查詢：用於從 BigQuery 讀取資料的 SQL 查詢。如果 BigQuery 資料集與 Dataflow 工作位於不同專案，請在 SQL 查詢中指定完整資料集名稱，例如：<PROJECT_ID>.<DATASET_NAME>.<TABLE_NAME>。根據預設，query 參數會使用 GoogleSQL (https://cloud.google.com/bigquery/docs/introduction-sql)，除非 useLegacySql 為 true。你必須指定 inputTableSpec 或 query。如果您同時設定這兩個參數，範本會使用 query 參數。例如：select * from sampledb.sample_table。
useLegacySql：設為 true 即可使用舊版 SQL。只有在使用 query 參數時，這個參數才適用。預設值為 false。
queryLocation：從授權檢視表讀取資料時需要此欄位，但不需要基礎資料表的權限。例如：US。
queryTempDataset：使用這個選項，您可以設定現有資料集來建立臨時資料表，以儲存查詢結果。例如：temp_dataset。
KMSEncryptionKey：如果使用查詢來源從 BigQuery 讀取資料，請使用這個 Cloud KMS 金鑰加密建立的任何暫時性資料表。例如：projects/your-project/locations/global/keyRings/your-keyring/cryptoKeys/your-key。
elasticsearchUsername：用於驗證的 Elasticsearch 使用者名稱。如果指定，系統會忽略 apiKey 的值。
elasticsearchPassword：用於驗證的 Elasticsearch 密碼。如果指定，系統會忽略 apiKey 的值。
batchSize：批次大小，以文件數量為單位。預設值為 1000。
batchSizeBytes：批次大小 (以位元組為單位)。預設值為 5242880 (5 MB)。
maxRetryAttempts：重試次數上限。必須大於零。預設值為 no retries。
maxRetryDuration：重試時間上限 (以毫秒為單位)。必須大於零。預設值為 no retries。

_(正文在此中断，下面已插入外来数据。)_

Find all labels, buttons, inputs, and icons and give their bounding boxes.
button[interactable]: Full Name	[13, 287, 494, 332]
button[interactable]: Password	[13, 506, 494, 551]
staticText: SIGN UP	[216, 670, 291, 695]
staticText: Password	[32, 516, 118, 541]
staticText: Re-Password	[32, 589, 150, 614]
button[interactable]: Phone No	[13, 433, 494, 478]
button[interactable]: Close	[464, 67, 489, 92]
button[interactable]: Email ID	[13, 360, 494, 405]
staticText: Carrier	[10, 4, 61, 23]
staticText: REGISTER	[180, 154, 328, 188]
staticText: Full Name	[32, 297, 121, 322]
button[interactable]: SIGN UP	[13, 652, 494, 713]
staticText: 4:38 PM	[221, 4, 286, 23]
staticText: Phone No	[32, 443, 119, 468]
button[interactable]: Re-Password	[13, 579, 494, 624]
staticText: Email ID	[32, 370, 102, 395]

propertyAsIndex：要建立索引的文件中的屬性，其值會指定要與文件一起納入大量要求的 _index 中繼資料。優先順序高於 _index UDF。預設值為 none。
javaScriptIndexFnGcsPath：JavaScript UDF 來源的 Cloud Storage 路徑，適用於指定 _index 中繼資料的函式，可與大量要求中的文件一併納入。預設值為 none。
javaScriptIndexFnName：UDF JavaScript 函式的名稱，用於指定要隨文件一併納入大量要求的 _index 中繼資料。預設值為 none。
propertyAsId：要建立索引的文件中的屬性，其值會指定要隨文件一併納入大量要求的 _id 中繼資料。優先順序高於 _id UDF。預設值為 none。
javaScriptIdFnGcsPath：JavaScript UDF 來源的 Cloud Storage 路徑，適用於指定 _id 中繼資料的函式，可與大量要求中的文件一併納入。預設值為 none。
javaScriptIdFnName：UDF JavaScript 函式的名稱，用於指定要隨文件一併納入大量要求的 _id 中繼資料。預設值為 none。
javaScriptTypeFnGcsPath：JavaScript UDF 來源的 Cloud Storage 路徑，適用於指定 _type 中繼資料的函式，可與大量要求中的文件一併納入。預設值為 none。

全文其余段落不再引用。